(ROMAN CATHOLIC)
COLAC-BALLARAT ROAD, ROKEWOOD
One more disposal in what looks like a clearance sale.

The Roman Catholic authorities in Ballarat are at it again, selling off a perfectly good solid church building which will now be mutilated architecturally by being put to some secular use, probably as someone’s house. They’d hardly got the very handsome St Thomas Aquinas’s at Clunes off their hands – an act of cultural vandalism if ever there was one – when St Patrick’s, Rokewood, was on the market. The church was put up for auction at the request of the parish priest, who had been obliged to drive the 50 kilometres or so from his other church in Ballarat to celebrate a monthly Mass there. He’ll now not have to bother. The dozen or so people who made up the congregation will do the travelling instead, to their nearest church at Linton, 32 kilometres away, as long as that lasts. They could have gone to Springdallah, which is a bit nearer, but that was sold a couple of years ago and has already been given the usual treatment and put to domestic use.

The congregation was adduced as a reason for the Rokewood sale, in that, according to the parish priest, “[l]ow numbers and the effort required to ready the building for a monthly Mass were taking its toll on the small community.” It’s hard to see what “toll” that would have been, and wouldn’t they have preferred to keep their local church?
Rokewood is a township of around 200 people south of Ballarat. St Patrick’s, on a wide block as you enter the town from the north, is a plain Gothic Revival building in red brick and cement render with a slate roof. It’s largish for a small township, with a long nave of five bays and separate chancel with lateral sacristies. It’s also, as churches go, not that old. The foundation stone was laid on 16 October 1927.

The building is of simple design and has some attractive details, such as the sets of three lancet windows above the entrance porch and on the (liturgical) east wall of the chancel. The tripartite theme is repeated under the upper section of the front gable by a boxed half-timbered panel supported on corbels. This gives the façade a faintly non-ecclesiastical look. The external walls are handsomely buttressed. The church has eaves rather than parapets, unusual in a Gothic Revival building.

The Catholic diocese of Ballarat needs to take its responsibility as custodian of country churches more seriously. It has sold at least five recently in what looks like a clearance sale of churches it no longer wishes to maintain. Already this year the pretty stone church at Macarthur in the Western District has gone. We know that the countryside is depopulated and that fewer people go to church but are these sales really worth it compared to what is lost? They inevitably result in the disfigurement of a building that earlier generations paid for, measured the course of their lives in with baptisms, weddings and funerals, and carefully looked after. Once a church is sold, various unsuitable domestic accoutrements are tacked on in the form of solar panels, glazed extensions and coolie-hat-capped iron chimneys in the manner of that depicted by nursery-rhyme illustrators on the old woman who lived in a shoe’s residence. These ruin the appearance of the exterior, while the inside is partitioned up – even though there never seems to be a way of exorcising a chill echo that permeates the cavernous nave-cum-living room. If you want to see the hideous things people do to secularised churches look at the Facebook page on “Churches for Sale”. Frankly, it would less of an affront to the integrity and, indeed, the sanctity of a church to pull it down.

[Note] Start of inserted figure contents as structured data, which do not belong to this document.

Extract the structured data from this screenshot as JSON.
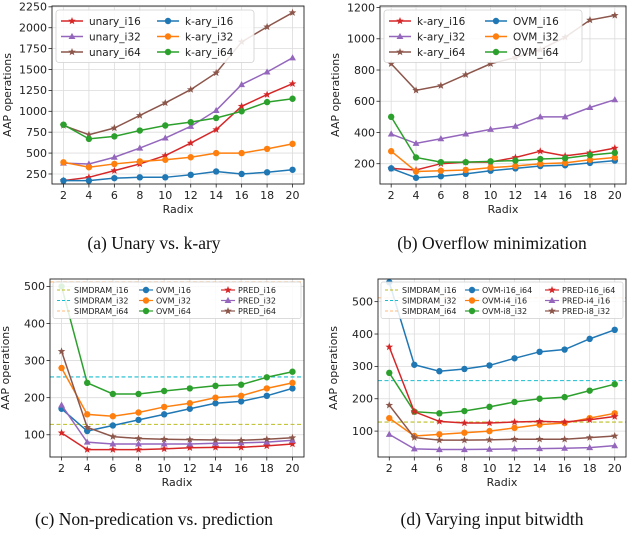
{
  "colors": {
    "red": "#d62728",
    "purple": "#9467bd",
    "brown": "#8c564b",
    "blue": "#1f77b4",
    "orange": "#ff7f0e",
    "green": "#2ca02c",
    "cyan": "#17becf",
    "olive": "#bcbd22",
    "peach": "#ffbb78"
  },
  "chart_data": [
    {
      "type": "line",
      "caption": "(a) Unary vs. k-ary",
      "xlabel": "Radix",
      "ylabel": "AAP operations",
      "x": [
        2,
        4,
        6,
        8,
        10,
        12,
        14,
        16,
        18,
        20
      ],
      "xticks": [
        2,
        4,
        6,
        8,
        10,
        12,
        14,
        16,
        18,
        20
      ],
      "ylim": [
        130,
        2260
      ],
      "yticks": [
        250,
        500,
        750,
        1000,
        1250,
        1500,
        1750,
        2000,
        2250
      ],
      "grid": true,
      "legend": {
        "placement": "top-left",
        "columns": 2,
        "small": false
      },
      "series": [
        {
          "name": "unary_i16",
          "color": "#d62728",
          "marker": "star",
          "values": [
            170,
            210,
            290,
            370,
            470,
            620,
            780,
            1060,
            1200,
            1330
          ]
        },
        {
          "name": "unary_i32",
          "color": "#9467bd",
          "marker": "triangle",
          "values": [
            380,
            370,
            450,
            560,
            680,
            820,
            1010,
            1320,
            1470,
            1640
          ]
        },
        {
          "name": "unary_i64",
          "color": "#8c564b",
          "marker": "star",
          "values": [
            830,
            720,
            800,
            950,
            1100,
            1260,
            1460,
            1830,
            2010,
            2180
          ]
        },
        {
          "name": "k-ary_i16",
          "color": "#1f77b4",
          "marker": "circle",
          "values": [
            170,
            170,
            200,
            210,
            210,
            240,
            280,
            250,
            270,
            300
          ]
        },
        {
          "name": "k-ary_i32",
          "color": "#ff7f0e",
          "marker": "circle",
          "values": [
            390,
            330,
            370,
            400,
            420,
            450,
            500,
            500,
            550,
            610
          ]
        },
        {
          "name": "k-ary_i64",
          "color": "#2ca02c",
          "marker": "circle",
          "values": [
            840,
            670,
            700,
            770,
            830,
            870,
            920,
            1000,
            1110,
            1150
          ]
        }
      ]
    },
    {
      "type": "line",
      "caption": "(b) Overflow minimization",
      "xlabel": "Radix",
      "ylabel": "AAP operations",
      "x": [
        2,
        4,
        6,
        8,
        10,
        12,
        14,
        16,
        18,
        20
      ],
      "xticks": [
        2,
        4,
        6,
        8,
        10,
        12,
        14,
        16,
        18,
        20
      ],
      "ylim": [
        70,
        1210
      ],
      "yticks": [
        200,
        400,
        600,
        800,
        1000,
        1200
      ],
      "grid": true,
      "legend": {
        "placement": "top-left",
        "columns": 2,
        "small": false
      },
      "series": [
        {
          "name": "k-ary_i16",
          "color": "#d62728",
          "marker": "star",
          "values": [
            170,
            160,
            200,
            210,
            210,
            240,
            280,
            250,
            270,
            300
          ]
        },
        {
          "name": "k-ary_i32",
          "color": "#9467bd",
          "marker": "triangle",
          "values": [
            390,
            330,
            360,
            390,
            420,
            440,
            500,
            500,
            560,
            610
          ]
        },
        {
          "name": "k-ary_i64",
          "color": "#8c564b",
          "marker": "star",
          "values": [
            840,
            670,
            700,
            770,
            840,
            880,
            930,
            1010,
            1120,
            1150
          ]
        },
        {
          "name": "OVM_i16",
          "color": "#1f77b4",
          "marker": "circle",
          "values": [
            170,
            110,
            120,
            135,
            155,
            170,
            185,
            190,
            205,
            220
          ]
        },
        {
          "name": "OVM_i32",
          "color": "#ff7f0e",
          "marker": "circle",
          "values": [
            280,
            150,
            155,
            160,
            175,
            185,
            200,
            205,
            225,
            240
          ]
        },
        {
          "name": "OVM_i64",
          "color": "#2ca02c",
          "marker": "circle",
          "values": [
            500,
            240,
            210,
            210,
            215,
            220,
            230,
            235,
            255,
            270
          ]
        }
      ]
    },
    {
      "type": "line",
      "caption": "(c) Non-predication vs. prediction",
      "xlabel": "Radix",
      "ylabel": "AAP operations",
      "x": [
        2,
        4,
        6,
        8,
        10,
        12,
        14,
        16,
        18,
        20
      ],
      "xticks": [
        2,
        4,
        6,
        8,
        10,
        12,
        14,
        16,
        18,
        20
      ],
      "ylim": [
        40,
        520
      ],
      "yticks": [
        100,
        200,
        300,
        400,
        500
      ],
      "grid": true,
      "legend": {
        "placement": "top-right",
        "columns": 3,
        "small": true
      },
      "hlines": [
        {
          "name": "SIMDRAM_i16",
          "color": "#bcbd22",
          "value": 128
        },
        {
          "name": "SIMDRAM_i32",
          "color": "#17becf",
          "value": 256
        },
        {
          "name": "SIMDRAM_i64",
          "color": "#ffbb78",
          "value": 512
        }
      ],
      "series": [
        {
          "name": "OVM_i16",
          "color": "#1f77b4",
          "marker": "circle",
          "values": [
            170,
            110,
            125,
            140,
            155,
            170,
            185,
            190,
            205,
            225
          ]
        },
        {
          "name": "OVM_i32",
          "color": "#ff7f0e",
          "marker": "circle",
          "values": [
            280,
            155,
            150,
            160,
            175,
            185,
            200,
            205,
            225,
            240
          ]
        },
        {
          "name": "OVM_i64",
          "color": "#2ca02c",
          "marker": "circle",
          "values": [
            500,
            240,
            210,
            210,
            218,
            225,
            232,
            235,
            255,
            270
          ]
        },
        {
          "name": "PRED_i16",
          "color": "#d62728",
          "marker": "star",
          "values": [
            105,
            60,
            60,
            60,
            62,
            65,
            66,
            66,
            70,
            75
          ]
        },
        {
          "name": "PRED_i32",
          "color": "#9467bd",
          "marker": "triangle",
          "values": [
            180,
            80,
            75,
            75,
            75,
            75,
            77,
            78,
            80,
            85
          ]
        },
        {
          "name": "PRED_i64",
          "color": "#8c564b",
          "marker": "star",
          "values": [
            325,
            120,
            95,
            90,
            88,
            87,
            86,
            85,
            88,
            92
          ]
        }
      ]
    },
    {
      "type": "line",
      "caption": "(d) Varying input bitwidth",
      "xlabel": "Radix",
      "ylabel": "AAP operations",
      "x": [
        2,
        4,
        6,
        8,
        10,
        12,
        14,
        16,
        18,
        20
      ],
      "xticks": [
        2,
        4,
        6,
        8,
        10,
        12,
        14,
        16,
        18,
        20
      ],
      "ylim": [
        20,
        570
      ],
      "yticks": [
        100,
        200,
        300,
        400,
        500
      ],
      "grid": true,
      "legend": {
        "placement": "top-right",
        "columns": 3,
        "small": true
      },
      "hlines": [
        {
          "name": "SIMDRAM_i16",
          "color": "#bcbd22",
          "value": 128
        },
        {
          "name": "SIMDRAM_i32",
          "color": "#17becf",
          "value": 256
        },
        {
          "name": "SIMDRAM_i64",
          "color": "#ffbb78",
          "value": 512
        }
      ],
      "series": [
        {
          "name": "OVM-i16_i64",
          "color": "#1f77b4",
          "marker": "circle",
          "values": [
            560,
            305,
            285,
            292,
            303,
            325,
            345,
            352,
            385,
            413
          ]
        },
        {
          "name": "OVM-i4_i16",
          "color": "#ff7f0e",
          "marker": "circle",
          "values": [
            140,
            85,
            90,
            95,
            100,
            110,
            120,
            125,
            140,
            155
          ]
        },
        {
          "name": "OVM-i8_i32",
          "color": "#2ca02c",
          "marker": "circle",
          "values": [
            280,
            160,
            155,
            162,
            175,
            190,
            200,
            205,
            225,
            245
          ]
        },
        {
          "name": "PRED-i16_i64",
          "color": "#d62728",
          "marker": "star",
          "values": [
            360,
            160,
            130,
            125,
            125,
            128,
            130,
            128,
            135,
            145
          ]
        },
        {
          "name": "PRED-i4_i16",
          "color": "#9467bd",
          "marker": "triangle",
          "values": [
            90,
            45,
            43,
            43,
            44,
            45,
            46,
            47,
            49,
            55
          ]
        },
        {
          "name": "PRED-i8_i32",
          "color": "#8c564b",
          "marker": "star",
          "values": [
            180,
            80,
            72,
            72,
            73,
            75,
            75,
            75,
            80,
            85
          ]
        }
      ]
    }
  ]
}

Or in the case of architecturally valuable churches, such as the very fine St Joseph’s, Blampied, unused but happily still unsold, if they must be closed, give a key to a sympathetic neighbour, lock the church, ensure essential maintenance and hold on to the building against demographic change. Some country towns are growing again – Clunes is a case in point – and the time may come when the church can be reopened. In the meantime, as the Anglicans have found at Rupanyup, it will sometimes be requested for weddings and funerals.


The Catholic diocese of Ballarat, though, is perhaps a special case. It needs the money from the sale of churches and other property (the presbytery at Linton was up for sale at the same time as the Rokewood church), mainly to pay vast sums to the “victims” of clerical child sexual abusers of the past, who made up for their limited numbers by the scale of their offending. (Why it needs also to perpetuate these unhappy events with a proposed “memorial” at the Ballarat cathedral is a mystery, unless it be to try to ingratiate itself with the influential and aggressive “survivor” lobby in Ballarat, most of whom are secularists and unlikely to be placated by anything the Church might do anyway. Besides, there have been no cases of abuse in the Ballarat diocese for over two decades. Better to leave past sins in the past and move on.)

Rokewood will not be the last of these sales. We shall watch with concern where next in the Ballarat diocese the blow will fall.